REGIONAL governments and municipalities will not receive 100 percent of the income taxes paid by private individuals as they had hoped.
On September 21, the Slovak parliament rejected a proposal by opposition MPs to increase the share of income taxes paid by private individuals going into budgets of regional governments and municipalities from its current 93.8 percent to 100 percent.
Local government officials had hoped to partially patch the holes in the budgets of towns, villages and regional governments that have grown much larger due to the economic downturn, the SITA newswire wrote.
Milan Hort, Jozef Mikuš and Lucia Žitňanská from the Slovak Democratic and Christian Union (SDKÚ) proposed to allocate 75 percent of the collected taxes for municipalities and the remaining 25 percent to regional governments. Currently, the breakdown is 70.3 percent for municipalities and 23.5 percent for regional governments, with the remaining 6.2 percent staying with the state.
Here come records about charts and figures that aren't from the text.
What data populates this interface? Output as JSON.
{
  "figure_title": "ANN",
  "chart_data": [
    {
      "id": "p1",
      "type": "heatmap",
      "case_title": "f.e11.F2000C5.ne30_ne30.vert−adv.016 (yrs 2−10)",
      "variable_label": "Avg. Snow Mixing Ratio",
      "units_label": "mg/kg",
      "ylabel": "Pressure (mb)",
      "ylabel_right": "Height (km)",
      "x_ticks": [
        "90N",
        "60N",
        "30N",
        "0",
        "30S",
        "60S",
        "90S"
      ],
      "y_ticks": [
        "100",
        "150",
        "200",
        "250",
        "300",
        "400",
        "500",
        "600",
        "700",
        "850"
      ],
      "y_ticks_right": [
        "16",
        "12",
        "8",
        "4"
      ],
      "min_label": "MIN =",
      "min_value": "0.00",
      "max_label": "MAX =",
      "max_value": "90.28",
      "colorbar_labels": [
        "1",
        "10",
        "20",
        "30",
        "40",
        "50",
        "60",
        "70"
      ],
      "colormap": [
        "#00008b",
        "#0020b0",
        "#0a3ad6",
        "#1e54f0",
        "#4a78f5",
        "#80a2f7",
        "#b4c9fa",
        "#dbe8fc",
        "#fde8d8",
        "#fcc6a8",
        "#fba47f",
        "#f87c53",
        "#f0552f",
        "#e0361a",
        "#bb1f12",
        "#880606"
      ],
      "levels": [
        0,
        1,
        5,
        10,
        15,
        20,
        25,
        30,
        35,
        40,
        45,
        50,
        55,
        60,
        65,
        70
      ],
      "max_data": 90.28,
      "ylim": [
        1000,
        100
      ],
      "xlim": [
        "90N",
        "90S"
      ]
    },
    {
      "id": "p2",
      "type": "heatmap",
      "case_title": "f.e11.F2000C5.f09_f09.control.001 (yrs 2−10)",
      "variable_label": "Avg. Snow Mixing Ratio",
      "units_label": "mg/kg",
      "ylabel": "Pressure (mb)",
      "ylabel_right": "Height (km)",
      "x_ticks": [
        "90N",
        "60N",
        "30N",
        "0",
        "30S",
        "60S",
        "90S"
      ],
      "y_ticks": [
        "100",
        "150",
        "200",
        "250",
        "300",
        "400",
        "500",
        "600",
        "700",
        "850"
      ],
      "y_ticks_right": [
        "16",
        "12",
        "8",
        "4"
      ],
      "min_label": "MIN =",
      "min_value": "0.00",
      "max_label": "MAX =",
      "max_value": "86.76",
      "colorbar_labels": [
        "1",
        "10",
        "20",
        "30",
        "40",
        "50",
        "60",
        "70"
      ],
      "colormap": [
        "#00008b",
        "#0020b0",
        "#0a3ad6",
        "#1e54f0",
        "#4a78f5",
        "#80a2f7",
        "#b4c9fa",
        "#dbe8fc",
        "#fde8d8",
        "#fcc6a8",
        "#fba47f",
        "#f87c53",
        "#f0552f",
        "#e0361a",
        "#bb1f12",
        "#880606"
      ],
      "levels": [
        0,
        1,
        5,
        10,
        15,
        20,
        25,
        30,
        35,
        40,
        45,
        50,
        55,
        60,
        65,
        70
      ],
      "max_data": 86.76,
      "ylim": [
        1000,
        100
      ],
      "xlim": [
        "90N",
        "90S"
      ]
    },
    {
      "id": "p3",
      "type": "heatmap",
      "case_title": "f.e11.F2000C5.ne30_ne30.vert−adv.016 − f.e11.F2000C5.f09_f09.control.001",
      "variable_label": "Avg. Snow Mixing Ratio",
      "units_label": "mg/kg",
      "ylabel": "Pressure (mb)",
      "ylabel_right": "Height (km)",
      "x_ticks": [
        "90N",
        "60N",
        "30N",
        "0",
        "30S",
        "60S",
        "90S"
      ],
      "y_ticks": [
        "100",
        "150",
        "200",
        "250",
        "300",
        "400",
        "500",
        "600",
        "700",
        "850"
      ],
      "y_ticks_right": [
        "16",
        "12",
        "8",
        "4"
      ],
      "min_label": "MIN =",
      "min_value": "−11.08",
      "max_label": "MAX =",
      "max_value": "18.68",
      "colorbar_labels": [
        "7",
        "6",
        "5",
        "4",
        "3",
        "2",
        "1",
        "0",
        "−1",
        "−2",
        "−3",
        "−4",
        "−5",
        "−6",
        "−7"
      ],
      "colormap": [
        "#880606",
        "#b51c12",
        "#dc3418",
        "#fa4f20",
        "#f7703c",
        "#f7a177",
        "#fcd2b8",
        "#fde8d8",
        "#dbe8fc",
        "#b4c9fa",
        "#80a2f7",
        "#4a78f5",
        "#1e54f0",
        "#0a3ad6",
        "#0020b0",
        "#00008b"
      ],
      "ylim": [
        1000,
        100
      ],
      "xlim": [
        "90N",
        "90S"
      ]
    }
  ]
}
“Regional governments and municipalities are losing almost €140 million this year,” the opposition deputies wrote in their proposal. “Next year this sum will be as high as €207 million. Such a significant drop in income significantly endangers services provided by them to citizens.”
The Finance Ministry has not completely rejected such a solution but it would prefer more focused aid. There are several solutions being discussed between the self-governments and the ministry. One of them is to select a group of the most-affected municipalities on the basis of some criteria and to extend help to them.
In its June prognosis, the Finance Ministry estimated that income taxes paid by private individuals would amount to €1.654 billion for 2009. Compared with 2008 this is a drop of over 9 percent. In the original budget for 2009, regional governments and municipalities were expecting to receive taxes exceeding €2 billion.